Another important aspect is the safety of all three procedures. The overall postoperative morbidity and mortality rates with 27.1 and 1.7 % in this cohort are equivalent to staged or single-stage hepatic resections in the literature [26, 15, 32]. This is especially worth mentioning as these patients had an extensive resection with a high morbidity risk. The comparison of the three groups revealed that patients treated with PVE and liver resection had the highest morbidity rate, although not significantly varying from the others. Even the groups with two resections (PVE or “two-step”) have similar morbidity rates compared to single resections in the literature what legitimates the risk of a second operation to achieve tumor clearance. So, staged procedures in initially unresectable CRC liver metastases have a similar risk to gain a complication compared to normal, standardized liver resections. The low mortality rate of 1.7 % underlines the safety.

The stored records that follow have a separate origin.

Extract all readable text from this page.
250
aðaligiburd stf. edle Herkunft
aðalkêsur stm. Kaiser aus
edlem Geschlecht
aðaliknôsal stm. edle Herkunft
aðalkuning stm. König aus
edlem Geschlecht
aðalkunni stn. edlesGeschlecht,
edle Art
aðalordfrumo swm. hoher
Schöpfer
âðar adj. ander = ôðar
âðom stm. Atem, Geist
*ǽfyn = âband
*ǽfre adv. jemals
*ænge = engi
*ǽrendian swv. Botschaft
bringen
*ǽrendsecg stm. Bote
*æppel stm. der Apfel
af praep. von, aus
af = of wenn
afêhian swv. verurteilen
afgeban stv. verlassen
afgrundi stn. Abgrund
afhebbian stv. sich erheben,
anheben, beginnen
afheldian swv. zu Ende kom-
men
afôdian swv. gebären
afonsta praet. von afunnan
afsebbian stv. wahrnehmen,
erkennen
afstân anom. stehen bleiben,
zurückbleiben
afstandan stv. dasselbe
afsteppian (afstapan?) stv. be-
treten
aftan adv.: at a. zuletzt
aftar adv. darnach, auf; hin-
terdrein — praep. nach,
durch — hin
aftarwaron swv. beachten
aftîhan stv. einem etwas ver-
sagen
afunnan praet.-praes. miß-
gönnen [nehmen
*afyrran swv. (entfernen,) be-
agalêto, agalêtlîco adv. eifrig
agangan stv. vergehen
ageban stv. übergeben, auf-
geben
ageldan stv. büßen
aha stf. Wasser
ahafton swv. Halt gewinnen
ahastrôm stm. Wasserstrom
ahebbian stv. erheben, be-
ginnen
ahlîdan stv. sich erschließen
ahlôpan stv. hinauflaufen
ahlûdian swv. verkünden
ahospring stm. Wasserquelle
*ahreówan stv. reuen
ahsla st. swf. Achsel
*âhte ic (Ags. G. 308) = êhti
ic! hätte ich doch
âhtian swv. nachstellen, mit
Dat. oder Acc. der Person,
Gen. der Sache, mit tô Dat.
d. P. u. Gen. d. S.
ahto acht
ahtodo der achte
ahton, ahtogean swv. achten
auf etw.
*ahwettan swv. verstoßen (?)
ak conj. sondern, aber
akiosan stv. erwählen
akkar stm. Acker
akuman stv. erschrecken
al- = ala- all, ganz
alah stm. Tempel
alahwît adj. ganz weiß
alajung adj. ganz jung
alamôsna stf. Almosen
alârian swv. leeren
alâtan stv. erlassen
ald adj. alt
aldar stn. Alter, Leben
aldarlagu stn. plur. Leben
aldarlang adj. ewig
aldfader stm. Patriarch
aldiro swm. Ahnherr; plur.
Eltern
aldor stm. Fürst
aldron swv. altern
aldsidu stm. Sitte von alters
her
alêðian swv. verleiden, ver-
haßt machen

Bilobar CRC liver metastases are a well-known risk factor for tumor recurrence [12, 33]. Because of the extent of the disease, lower survival rates would be expected for these patients. However, our results confirm that all three strategies have the potential to offer a similar survival benefit for patients with advanced bilobar disease. This is in accordance with reports from others [26, 25] who could demonstrate the safety and survival benefit for patients with initially unresectable liver metastases. Nevertheless, the tumor recurrence rate remains high with 91.5 % in our cohort. But, regardless of the recurrence rate, these patients still have a benefit from the operation. The published survival rate of chemotherapy only in CRC liver metastases is around 31 months [34]. In this study, the median survival rate is 48 months. It seems that a staged surgical procedure to obtain tumor clearance in CRC liver metastases is advisable whenever possible. Schnitzbauer et al. recently described a new surgical approach with a staged “two-step” procedure for initially unresectable metastases [35]. The authors described a combination of a small left liver resection, a right portal vein ligation and an in situ liver splitting in the first procedure. Within nine days after the first operation, the remaining liver tissue increased by 74 %. Then, in a second operation, the completion of the resection was performed. This procedure is a very interesting option as the time interval between the first and second resection is rather short and, meanwhile, tumor growth is unlikely. The morbidity and mortality rates were slightly elevated but tolerable with respect to the extended resection. The overall survival and recurrence rates after this surgical approach still need to be evaluated.

Conclusions

In summary, it seems that all three approaches are feasible with regard of oncological outcome and perioperative morbidity and mortality in this selected, not randomized patient cohort. There is no general pathway on how to treat patients with extended bilobar metastases. It is always an individualized concept and has to be decided by the location of the metastases, their relation to the vessels and the potential remaining liver parenchyma. Therefore, the treating oncologists and surgeons should always consider a tailored, multiple step approach to reach tumor clearance in these patients.